En este último caso, una de las encargadas del área de epidemiología de este centro, Nely Cruz, contó que quienes se quedan supervisando y acompañando a los niños son las enfermeras, médicos y residentes.

“No se los deja solos en ningún momento. Al principio, todo niño va a llorar, por lo menos hasta que se acostumbre a nuestra presencia y nos reconozca”, dijo Cruz, quien detalló que siempre se sientan a conversar con ellos y los hacen jugar para que estén tranquilos durante su estadía.

Similar figura es la que se presenta en la Caja Petrolera de Salud. Marco Rossell, pediatra de este seguro social, contó que, en el caso de este centro, los padres ingresan con sus hijos a la sala de Covid-19, obviamente con todas las medidas de bioseguridad correspondiente.

“No se puede dejar al niño solo. Como es unidad de Covid-19 casi la mayoría tienen la enfermedad y si la madre no loatiene, se le brinda todo el material de bioseguridad”, explicó el especialista.

Medidas drásticas

Una de las consecuencias de que un lactante enferme de coronavirus es que la lactancia es suspendida, por lo que, muy a pesar del deseo que pueda tener la madre de darle el pecho a su hijo, esto no será posible.

“Se le da leche de fórmula. Ahí mismo se le prepara. La lactancia es cortada sí o sí”, explicó Cruz, medida que también es compartida por Rossell.

Capacitación integral

Teresa Vaca, sicóloga del hospital de Niños Mario Ortiz, comentó que, cuando se está ingresando a un niño con coronavirus al centro de salud, los padres reciben una capacitación integral en la que se aconseja cómo debe ser el cuidado apropiado del menor.

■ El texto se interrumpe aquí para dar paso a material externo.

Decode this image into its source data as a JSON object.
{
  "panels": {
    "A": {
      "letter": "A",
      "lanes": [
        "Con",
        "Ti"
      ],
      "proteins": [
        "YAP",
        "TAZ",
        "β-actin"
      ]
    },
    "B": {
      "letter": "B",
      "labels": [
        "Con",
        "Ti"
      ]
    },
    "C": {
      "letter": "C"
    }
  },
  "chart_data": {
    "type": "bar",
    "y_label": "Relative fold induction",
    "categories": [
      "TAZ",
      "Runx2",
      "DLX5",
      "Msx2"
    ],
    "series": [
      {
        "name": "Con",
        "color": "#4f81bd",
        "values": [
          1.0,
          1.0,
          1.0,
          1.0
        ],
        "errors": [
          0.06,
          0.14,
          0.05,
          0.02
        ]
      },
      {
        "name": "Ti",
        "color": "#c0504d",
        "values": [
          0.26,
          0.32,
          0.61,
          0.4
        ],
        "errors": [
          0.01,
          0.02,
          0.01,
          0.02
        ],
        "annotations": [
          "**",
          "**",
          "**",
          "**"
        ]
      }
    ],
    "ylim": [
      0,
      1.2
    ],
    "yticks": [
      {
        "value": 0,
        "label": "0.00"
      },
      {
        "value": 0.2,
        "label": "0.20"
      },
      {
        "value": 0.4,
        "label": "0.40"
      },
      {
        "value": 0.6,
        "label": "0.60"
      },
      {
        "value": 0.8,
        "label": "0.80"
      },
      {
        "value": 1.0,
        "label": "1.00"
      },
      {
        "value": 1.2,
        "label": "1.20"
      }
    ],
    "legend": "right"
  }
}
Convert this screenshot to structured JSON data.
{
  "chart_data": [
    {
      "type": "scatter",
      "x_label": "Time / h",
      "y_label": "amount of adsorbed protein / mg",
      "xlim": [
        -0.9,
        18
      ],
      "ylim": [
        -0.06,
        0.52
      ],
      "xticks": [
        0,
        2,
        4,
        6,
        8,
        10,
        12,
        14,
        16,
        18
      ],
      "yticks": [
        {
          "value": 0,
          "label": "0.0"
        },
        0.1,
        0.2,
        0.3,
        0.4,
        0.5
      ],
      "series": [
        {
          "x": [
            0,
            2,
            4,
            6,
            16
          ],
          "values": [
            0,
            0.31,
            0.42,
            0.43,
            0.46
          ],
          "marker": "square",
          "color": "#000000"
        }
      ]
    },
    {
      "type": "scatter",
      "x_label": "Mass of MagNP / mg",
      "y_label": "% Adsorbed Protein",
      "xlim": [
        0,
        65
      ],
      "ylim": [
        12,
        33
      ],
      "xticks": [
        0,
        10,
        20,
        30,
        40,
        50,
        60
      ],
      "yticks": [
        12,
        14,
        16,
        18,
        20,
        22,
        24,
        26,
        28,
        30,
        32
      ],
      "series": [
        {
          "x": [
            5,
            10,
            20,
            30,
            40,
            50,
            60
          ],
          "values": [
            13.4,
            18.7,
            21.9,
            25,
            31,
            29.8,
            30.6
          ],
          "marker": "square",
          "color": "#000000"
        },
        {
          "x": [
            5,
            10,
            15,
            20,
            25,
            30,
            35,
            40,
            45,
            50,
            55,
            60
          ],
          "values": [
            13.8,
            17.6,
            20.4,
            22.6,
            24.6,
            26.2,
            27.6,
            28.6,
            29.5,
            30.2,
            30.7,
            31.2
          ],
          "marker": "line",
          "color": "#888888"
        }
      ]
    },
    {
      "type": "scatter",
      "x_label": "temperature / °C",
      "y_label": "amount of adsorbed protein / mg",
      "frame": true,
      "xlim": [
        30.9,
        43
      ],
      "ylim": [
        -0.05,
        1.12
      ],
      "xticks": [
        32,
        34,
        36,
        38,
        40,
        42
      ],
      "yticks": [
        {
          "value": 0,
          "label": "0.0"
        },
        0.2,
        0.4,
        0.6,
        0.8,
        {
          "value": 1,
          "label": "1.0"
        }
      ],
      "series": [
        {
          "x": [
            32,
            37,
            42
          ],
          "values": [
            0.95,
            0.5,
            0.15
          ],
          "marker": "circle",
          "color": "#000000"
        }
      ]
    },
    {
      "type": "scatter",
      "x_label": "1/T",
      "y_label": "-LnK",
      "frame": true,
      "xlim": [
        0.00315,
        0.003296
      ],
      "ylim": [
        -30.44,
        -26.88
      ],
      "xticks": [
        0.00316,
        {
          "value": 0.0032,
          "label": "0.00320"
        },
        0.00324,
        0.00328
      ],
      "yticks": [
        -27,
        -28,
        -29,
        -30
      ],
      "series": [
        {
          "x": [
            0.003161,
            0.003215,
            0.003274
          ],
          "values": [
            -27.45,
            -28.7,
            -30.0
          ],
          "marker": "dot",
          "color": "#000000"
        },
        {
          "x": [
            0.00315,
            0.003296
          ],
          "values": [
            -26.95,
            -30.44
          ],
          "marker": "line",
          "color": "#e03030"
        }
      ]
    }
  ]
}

“Este está basado en el buen trato, en las actividades lúdicas y la enseñanza de valores a través del juego”, comentó Vaca.

La especialista explicó que, con los niños existe una mayor plasticidad y adaptación a las circunstancias que están viviendo. Este segmento, al no estar con tanta saturación de información sobre la enfermedad que tiene el adulto y que puede generar que entre en depresión, puede vencer de forma más rápida la situación.

“El hospital cuenta con un grupo de primera línea que les da contención, que son los médicos, enfermeras e internos. Algo clave para que un niño esté tranquilo, es tener un juguete”, dijo Vaca.

Albergue temporal

Una gran parte de los pacientes que llegan al hospital de niños son de provincias, por lo que el nosocomio decidió habilitar un espacio temporal para que se convierta en un albergue para los padres de escasos recursos que no tengan a dónde ir en la capital.

A veces también se les da desayuno, almuerzo y cena, pero todo esto es evaluado por las trabajadoras sociales de la institución”, explicó Cabrera.